1255: Dynamic metallopolymers – A rheology study

Dynamic metallopolymers – A rheology study

Milena Jäger,^[a,b] Stefan Zechel,^[a,b] Martin D. Hager,^[a,b,c] Ulrich S. Schubert^[a,b,c]

[b]  M. Jäger, S.Zechel, M. D. Hager, U. S. Schubert
Jena Center for Soft Matter (JCSM)
Friedrich Schiller University Jena
Philosophenweg 7, Jena 07743, Germany

[c]  M. D. Hager, U. S. Schubert
Helmholtz-Institute for Polymers in Energy Applications Jena (HIPOLE Jena)
Lessingstr. 12-14, Jena 07443, Germany

Metallopolymers combine the advantages of “classical” organic polymers, such as lightweight, tunability, and cost-effectiveness¹ with the unique properties of metal complexes, including catalytic activity, bioactivity, and conductivity.^2,3 This synergy makes them promising materials for different applications, such as self-healing polymers, shape memory polymers, and smart materials.^4,5 However, a key challenge lies in understanding their structural dynamics.

In this study, we investigate terpyridine-based metallopolymers complexed with iron(II) or zinc(II) ions to gain deeper insights into their dynamic behavior.
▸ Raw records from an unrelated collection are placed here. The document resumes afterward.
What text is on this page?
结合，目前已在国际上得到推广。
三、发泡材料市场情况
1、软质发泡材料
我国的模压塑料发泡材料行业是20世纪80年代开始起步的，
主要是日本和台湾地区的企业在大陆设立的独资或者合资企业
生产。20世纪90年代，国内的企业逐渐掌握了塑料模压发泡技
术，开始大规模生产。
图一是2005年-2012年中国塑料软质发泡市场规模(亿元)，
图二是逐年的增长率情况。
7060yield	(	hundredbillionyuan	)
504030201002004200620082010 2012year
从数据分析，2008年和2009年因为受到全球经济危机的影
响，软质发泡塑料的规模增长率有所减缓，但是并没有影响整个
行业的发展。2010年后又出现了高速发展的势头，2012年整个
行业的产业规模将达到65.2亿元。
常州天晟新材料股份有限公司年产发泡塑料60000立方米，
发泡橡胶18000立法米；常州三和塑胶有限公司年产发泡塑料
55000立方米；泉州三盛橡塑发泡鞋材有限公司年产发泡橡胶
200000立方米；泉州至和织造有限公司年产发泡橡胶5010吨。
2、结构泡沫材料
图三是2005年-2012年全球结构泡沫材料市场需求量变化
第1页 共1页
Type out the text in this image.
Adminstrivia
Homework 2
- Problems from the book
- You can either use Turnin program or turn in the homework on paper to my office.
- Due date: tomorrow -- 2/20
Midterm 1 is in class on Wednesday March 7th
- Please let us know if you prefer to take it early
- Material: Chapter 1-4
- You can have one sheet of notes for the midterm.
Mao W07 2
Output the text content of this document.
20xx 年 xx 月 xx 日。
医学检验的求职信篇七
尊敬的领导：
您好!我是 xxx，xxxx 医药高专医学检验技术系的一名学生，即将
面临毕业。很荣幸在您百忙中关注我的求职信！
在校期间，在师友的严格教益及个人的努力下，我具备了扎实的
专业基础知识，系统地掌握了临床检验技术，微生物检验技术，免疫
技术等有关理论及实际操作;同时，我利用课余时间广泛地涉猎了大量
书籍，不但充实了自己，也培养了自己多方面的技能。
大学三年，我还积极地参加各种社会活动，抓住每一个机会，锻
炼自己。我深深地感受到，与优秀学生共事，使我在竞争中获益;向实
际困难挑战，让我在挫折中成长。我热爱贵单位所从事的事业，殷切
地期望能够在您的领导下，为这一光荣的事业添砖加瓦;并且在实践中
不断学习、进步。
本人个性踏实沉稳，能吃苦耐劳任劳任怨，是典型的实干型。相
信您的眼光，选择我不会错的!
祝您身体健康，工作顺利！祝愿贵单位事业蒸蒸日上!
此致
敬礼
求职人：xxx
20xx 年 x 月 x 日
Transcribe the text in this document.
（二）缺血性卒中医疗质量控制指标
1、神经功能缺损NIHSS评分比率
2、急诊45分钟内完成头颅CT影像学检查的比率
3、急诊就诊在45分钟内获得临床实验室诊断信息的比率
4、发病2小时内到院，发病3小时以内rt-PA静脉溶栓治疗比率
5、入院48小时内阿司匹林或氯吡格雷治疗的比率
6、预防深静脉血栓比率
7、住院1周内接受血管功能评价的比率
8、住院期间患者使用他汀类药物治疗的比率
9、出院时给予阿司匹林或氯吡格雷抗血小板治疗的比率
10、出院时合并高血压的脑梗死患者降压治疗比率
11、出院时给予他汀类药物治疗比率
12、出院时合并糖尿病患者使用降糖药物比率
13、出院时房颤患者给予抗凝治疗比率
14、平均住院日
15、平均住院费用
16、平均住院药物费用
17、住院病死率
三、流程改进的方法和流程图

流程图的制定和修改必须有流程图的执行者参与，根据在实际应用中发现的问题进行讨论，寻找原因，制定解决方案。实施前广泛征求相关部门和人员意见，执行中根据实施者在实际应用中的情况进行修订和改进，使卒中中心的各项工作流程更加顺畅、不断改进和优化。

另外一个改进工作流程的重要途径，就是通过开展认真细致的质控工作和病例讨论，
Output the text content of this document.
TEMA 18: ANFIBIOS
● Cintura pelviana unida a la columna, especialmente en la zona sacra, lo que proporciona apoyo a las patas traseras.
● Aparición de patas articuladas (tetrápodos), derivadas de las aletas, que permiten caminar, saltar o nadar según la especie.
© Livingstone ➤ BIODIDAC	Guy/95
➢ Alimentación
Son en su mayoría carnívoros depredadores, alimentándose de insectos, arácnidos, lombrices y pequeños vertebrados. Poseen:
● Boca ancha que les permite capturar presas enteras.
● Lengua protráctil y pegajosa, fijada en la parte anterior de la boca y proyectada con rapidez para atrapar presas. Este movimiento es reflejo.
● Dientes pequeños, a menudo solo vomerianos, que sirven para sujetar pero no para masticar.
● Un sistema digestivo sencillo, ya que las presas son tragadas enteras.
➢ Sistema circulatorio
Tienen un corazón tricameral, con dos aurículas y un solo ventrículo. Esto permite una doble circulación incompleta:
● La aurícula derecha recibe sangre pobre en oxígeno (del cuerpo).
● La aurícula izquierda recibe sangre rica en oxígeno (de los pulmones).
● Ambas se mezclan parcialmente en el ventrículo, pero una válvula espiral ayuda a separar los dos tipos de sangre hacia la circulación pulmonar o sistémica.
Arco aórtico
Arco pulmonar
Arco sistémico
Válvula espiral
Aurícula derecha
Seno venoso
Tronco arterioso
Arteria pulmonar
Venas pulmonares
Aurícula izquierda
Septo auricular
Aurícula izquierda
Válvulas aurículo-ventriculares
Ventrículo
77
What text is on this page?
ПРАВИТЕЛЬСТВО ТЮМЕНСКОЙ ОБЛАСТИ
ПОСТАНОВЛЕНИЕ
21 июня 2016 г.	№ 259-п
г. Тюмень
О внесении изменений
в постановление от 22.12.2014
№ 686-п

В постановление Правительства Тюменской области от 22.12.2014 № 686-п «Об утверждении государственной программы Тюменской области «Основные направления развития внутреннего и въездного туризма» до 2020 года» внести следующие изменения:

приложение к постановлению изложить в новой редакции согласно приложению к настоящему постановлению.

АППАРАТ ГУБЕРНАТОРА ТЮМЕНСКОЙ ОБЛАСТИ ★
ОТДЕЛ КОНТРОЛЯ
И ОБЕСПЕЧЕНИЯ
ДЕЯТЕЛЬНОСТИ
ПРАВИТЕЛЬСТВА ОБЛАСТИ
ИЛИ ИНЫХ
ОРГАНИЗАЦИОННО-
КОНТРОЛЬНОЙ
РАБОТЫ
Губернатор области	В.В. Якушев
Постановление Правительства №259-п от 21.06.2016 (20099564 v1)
These materials were synthesized and characterized using differential scanning calorimetry (DSC), thermogravimetric analysis (TGA), and elemental analysis (EA). Rheological methods including dynamic mechanical thermal analysis (DMTA), frequency sweeps, stress relaxation, and time-temperature superposition were employed to examine their viscoelastic properties. Additionally, temperature-dependent Raman spectroscopy and density functional theory (DFT) calculations provided insights on the molecular level. Our findings reveal a reversible activation of the metal complexes in zinc(II)-containing metallopolymers, as observed in frequency sweep measurements. Raman spectroscopy confirmed these results, showing morphological changes in the polymer matrix without structural modifications of the metal complex. Furthermore, it was possible to calculate the activation energies for dynamic interactions within the metallopolymers. This study provides a more comprehensive understanding of the dynamic behavior of metallopolymers that could lead to the development of new smart materials with tunable properties.

(1)       Götz, S.; Zechel, S.; Hager, M. D.; Newkome, G. R.; Schubert, U. S. Versatile Applications of Metallopolymers. Prog. Polym. Sci. 2021, 119, 101428. https://doi.org/10.1016/j.progpolymsci.2021.101428.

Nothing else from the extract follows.